Every day, Singita properties feed over 20,000 children. They are a living, breathing example of the positive impact that the tourism industry can have on a struggling culture. The staff told us early on that we would be able to go into the community before we left – my stomach was in as many knots as it was with shark diving during this morning’s drive over. I tried to mentally prepare myself for what we were about to experience, to imagine the kind of emotion that comes from leaving the comfort of luxury and entering into a world of reality. So often I turn a blind eye to the needs of others right in front of me – who wants their heart to be broken by something so extreme? I could only remain in my own apathy for so long – there is absolutely no way to look past poverty this significant. It was truly a life changing experience for me, but so incredible to see the positive impact that Singita has had on the community.
At first, I felt like such an intruder, especially during the first part of the community visit: feeding time for the younger children and toddlers. I watched timidly as most of my group flocked to the children with natural instincts. I honestly don’t have these kinds of instincts, even outside of the situation, so my hesitation grew even stronger. I decided to photograph the experience instead, especially in watching the interaction from my fellow agents. Ansley, who’s past trips to Africa has prepared her for this, was absolutely incredible with the children. She came right in, without hesitation, and played soccer, helped serve porridge, and loved on the children.

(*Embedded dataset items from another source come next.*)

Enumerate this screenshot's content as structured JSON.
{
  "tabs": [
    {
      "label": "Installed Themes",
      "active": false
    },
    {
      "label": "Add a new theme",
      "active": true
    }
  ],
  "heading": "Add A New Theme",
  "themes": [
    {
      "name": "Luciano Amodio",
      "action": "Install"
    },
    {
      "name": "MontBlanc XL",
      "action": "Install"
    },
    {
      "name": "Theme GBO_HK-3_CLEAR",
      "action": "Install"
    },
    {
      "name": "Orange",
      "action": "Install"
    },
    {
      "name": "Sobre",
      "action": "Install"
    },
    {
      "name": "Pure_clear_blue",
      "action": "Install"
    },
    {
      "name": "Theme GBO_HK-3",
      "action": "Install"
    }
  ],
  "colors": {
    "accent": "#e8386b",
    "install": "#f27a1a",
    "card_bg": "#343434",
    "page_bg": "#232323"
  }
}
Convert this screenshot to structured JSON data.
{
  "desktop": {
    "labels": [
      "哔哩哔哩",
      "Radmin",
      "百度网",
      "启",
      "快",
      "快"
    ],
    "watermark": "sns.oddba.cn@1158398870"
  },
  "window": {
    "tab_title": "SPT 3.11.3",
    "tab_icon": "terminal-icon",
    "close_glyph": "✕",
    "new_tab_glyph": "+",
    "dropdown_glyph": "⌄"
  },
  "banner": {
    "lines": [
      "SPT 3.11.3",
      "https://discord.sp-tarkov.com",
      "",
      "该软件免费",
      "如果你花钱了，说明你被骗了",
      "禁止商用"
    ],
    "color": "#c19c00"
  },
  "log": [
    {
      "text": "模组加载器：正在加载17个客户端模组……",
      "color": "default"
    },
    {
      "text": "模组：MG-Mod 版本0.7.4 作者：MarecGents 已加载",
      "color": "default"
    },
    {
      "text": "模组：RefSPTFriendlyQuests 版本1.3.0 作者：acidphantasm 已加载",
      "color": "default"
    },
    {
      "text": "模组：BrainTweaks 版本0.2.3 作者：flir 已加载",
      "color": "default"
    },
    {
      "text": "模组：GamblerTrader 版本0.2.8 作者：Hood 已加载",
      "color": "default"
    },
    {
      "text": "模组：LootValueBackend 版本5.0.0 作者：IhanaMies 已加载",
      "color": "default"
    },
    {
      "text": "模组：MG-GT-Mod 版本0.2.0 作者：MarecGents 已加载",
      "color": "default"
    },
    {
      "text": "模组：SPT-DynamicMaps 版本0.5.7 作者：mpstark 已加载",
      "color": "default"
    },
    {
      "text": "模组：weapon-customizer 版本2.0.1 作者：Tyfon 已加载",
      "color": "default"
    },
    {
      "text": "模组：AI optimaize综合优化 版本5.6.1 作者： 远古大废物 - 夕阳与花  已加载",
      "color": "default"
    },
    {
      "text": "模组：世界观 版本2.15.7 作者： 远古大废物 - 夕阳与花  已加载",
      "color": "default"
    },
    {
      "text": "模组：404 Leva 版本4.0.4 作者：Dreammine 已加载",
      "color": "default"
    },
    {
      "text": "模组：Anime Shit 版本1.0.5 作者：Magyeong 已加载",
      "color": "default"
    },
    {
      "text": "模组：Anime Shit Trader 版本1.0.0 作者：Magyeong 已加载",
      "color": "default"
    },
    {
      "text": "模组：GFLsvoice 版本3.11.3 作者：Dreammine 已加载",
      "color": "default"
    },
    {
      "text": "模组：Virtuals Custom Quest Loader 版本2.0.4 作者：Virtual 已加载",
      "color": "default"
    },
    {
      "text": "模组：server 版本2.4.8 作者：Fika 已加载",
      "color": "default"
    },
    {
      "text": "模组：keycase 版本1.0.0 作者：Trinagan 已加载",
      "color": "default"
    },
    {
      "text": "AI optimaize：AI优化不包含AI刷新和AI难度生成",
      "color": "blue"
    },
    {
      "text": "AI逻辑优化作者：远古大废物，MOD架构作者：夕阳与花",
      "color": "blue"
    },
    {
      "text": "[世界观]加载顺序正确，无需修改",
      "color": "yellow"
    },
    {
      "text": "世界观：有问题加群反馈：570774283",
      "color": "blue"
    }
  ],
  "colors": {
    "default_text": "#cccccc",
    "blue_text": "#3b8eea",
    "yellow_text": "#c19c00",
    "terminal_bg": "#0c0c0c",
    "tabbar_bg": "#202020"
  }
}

Our next stop was the school, where we stopped by classrooms for grades 1-8. The children greeted us, read sentences in English, and presented a dance. It was touching – they were so happy to have visitors and to interact; they were not quite as shy as the younger ones. My favorite moment came when they saw me taking a photo – in the first grader’s class, one little girl pointed to the camera to see what I was doing. When I showed her the picture of herself, she smiled so wide – many of these children have not even seen themselves before. There were no mirrors anywhere in the community. More and more children added themselves to the group to be photographed, turning the picture from a small group to nearly half the class.
I was really, truly touched by the entire experience, which had to be cut a little short since we were late for our flight. Singita Pamushana outdid themselves in giving us a true experience of Zimbabwe – from the culture to the history to the benefit of tourism overall. Thank you to everyone who made this experience happen, we are all so grateful.